Infinitely Losing My Edge
Yeah, I'm losing my edge.
I'm losing my edge.
The kids are coming up from behind.
I'm losing my edge.
I'm losing my edge to the kids from Finland and from Winnipeg.
But I was there.
I was there in 1962.
I was there at the first Guess Who show in Winnipeg.
I'm losing my edge.
I'm losing my edge to the kids whose footsteps I hear when they get on the decks.
I'm losing my edge to the internet seekers who can tell me every member of every good group from 1961 to 1974.
I'm losing my edge.
To all the kids in Cairo and Philadelphia.
I'm losing my edge to the art-school Woodstock kids in little jackets and borrowed nostalgia for the unremembered nineties.
I'm losing my edge.
I'm losing my edge.
I can hear the footsteps every night on the decks.
But I was there.
I was there in 1970 at the first Onyeabor practice in a loft in Enugu.
I was working on the rhodes sounds with much patience.
I was there when Michael McDonald started up his first band.
I told him, "Don't do it that way. You'll never make a dime."
I was there.
I was the first guy playing Pharaoh Sanders and the Fire Engines to the techno kids.
I played it at the Hacienda.
Everybody thought I was crazy.
We all know.
I was there.
I was there.
I've never been wrong.
But I'm losing my edge to better-looking people with better ideas and more talent.
And they're actually really, really nice.
I'm losing my edge.
I heard you have a compilation of every good song ever done by anybody.
Every great song by Brand Nubian. All the underground hits.
All Traffic Nightmare tracks. I heard you have a vinyl of every In Retrospect record on German import.
I heard that you have a white label of every seminal punk hit - 1985, '86, '87.
I heard that you have a CD compilation of every good '70s cut and another box set from the '80s.
I hear you're buying an arpeggiator and an organ and are throwing your macbook out the window because you want to make something real. You want to make a Roy Ayers record.
I hear that you and your band have sold your guitar and bought an arpeggiator.
I hear that you and your band have sold your arpeggiator and bought a guitar.
I hear everybody that you know is more relevant than everybody that I know.
But have you seen my records?
The Vogues,
Royal Trux,
the Germs,
Gastr Del Sol,
Prince Buster,
Supertramp,
Junior Murvin,
The Peanut Butter Conspiracy,
Curtis Mayfield,
Ralphi Rosario,
EPMD,
Soul II Soul,
Scion,
Porter Ricks,
Eddi Front,
The Seeds,
Kurtis Blow,
DJ Style,
Minor Threat,
Davy DMX,
The Shadows of Knight,
Joey Negro,
Grey Daturas,
Oppenheimer Analysis,
Technova,
Jerry Gold Smith,
Minnie Riperton,
The Doobie Brothers,
London Community Gospel Choir,
Gregory Isaacs,
The Motions,
Tropical Tobacco,
Adolescents,
Circle Jerks,
Radiopuhelimet,
De La Soul & Jungle Brothers,
Gichy Dan,
Altered Images,
Faust,
Fluxion,
the Slits,
Joyce Sims,
Essential Logic,
The Birthday Party,
The Electric Prunes,
Los Fastidios,
The American Breed,
Nation of Ulysses,
Sam Rivers,
Bronski Beat,
Marc Romboy vs. Booka Shade,
Minny Pops,
Organ,
Vainqueur,
Tres Demented,
Roy Ayers Ubiquity,
The Sonics,
Justin Hinds & The Dominoes,
Ronnie Foster,
Audionom,
Sugar Minott,
Siglo XX,
Mary Jane Girls, Mary Jane Girls, Mary Jane Girls, Mary Jane Girls.

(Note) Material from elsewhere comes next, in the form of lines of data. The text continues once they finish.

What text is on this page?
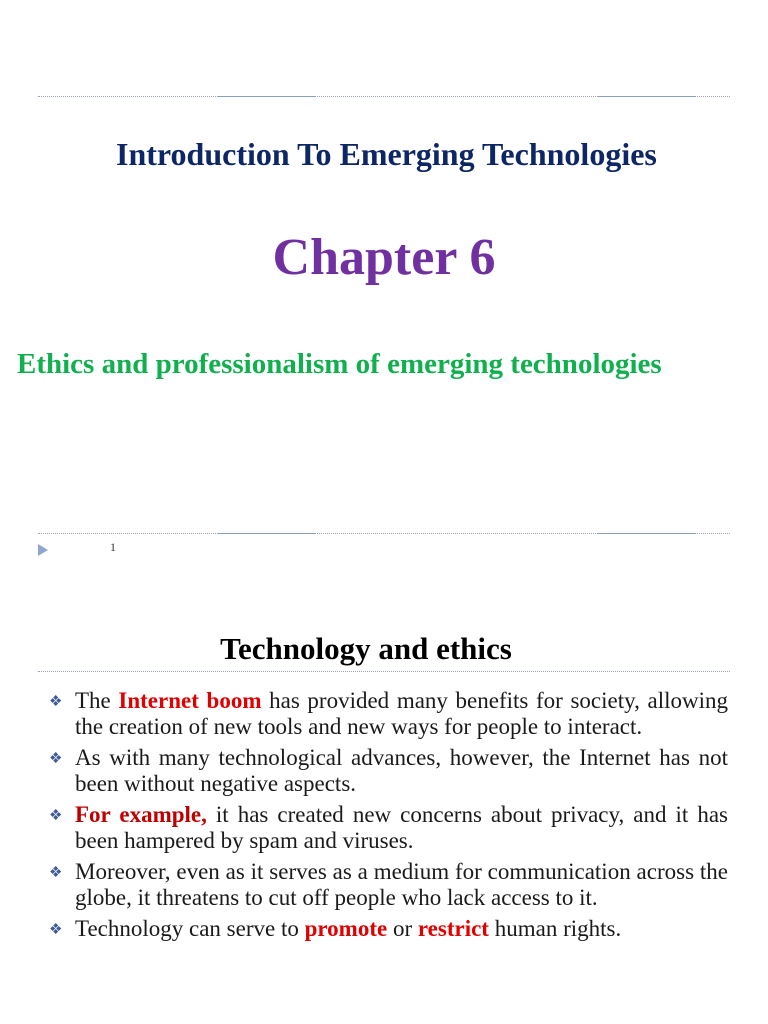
Introduction To Emerging Technologies
Chapter 6
Ethics and professionalism of emerging technologies
1
Technology and ethics
❖ The Internet boom has provided many benefits for society, allowing the creation of new tools and new ways for people to interact.
❖ As with many technological advances, however, the Internet has not been without negative aspects.
❖ For example, it has created new concerns about privacy, and it has been hampered by spam and viruses.
❖ Moreover, even as it serves as a medium for communication across the globe, it threatens to cut off people who lack access to it.
❖ Technology can serve to promote or restrict human rights.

You don't know what you really want.
You don't know what you really want.
You don't know what you really want.
You don't know what you really want.
You don't know what you really want.
You don't know what you really want.
You don't know what you really want.
You don't know what you really want.
You don't know what you really want.
You don't know what you really want.
You don't know what you really want.
You don't know what you really want.
You don't know what you really want.
You don't know what you really want.
You don't know what you really want.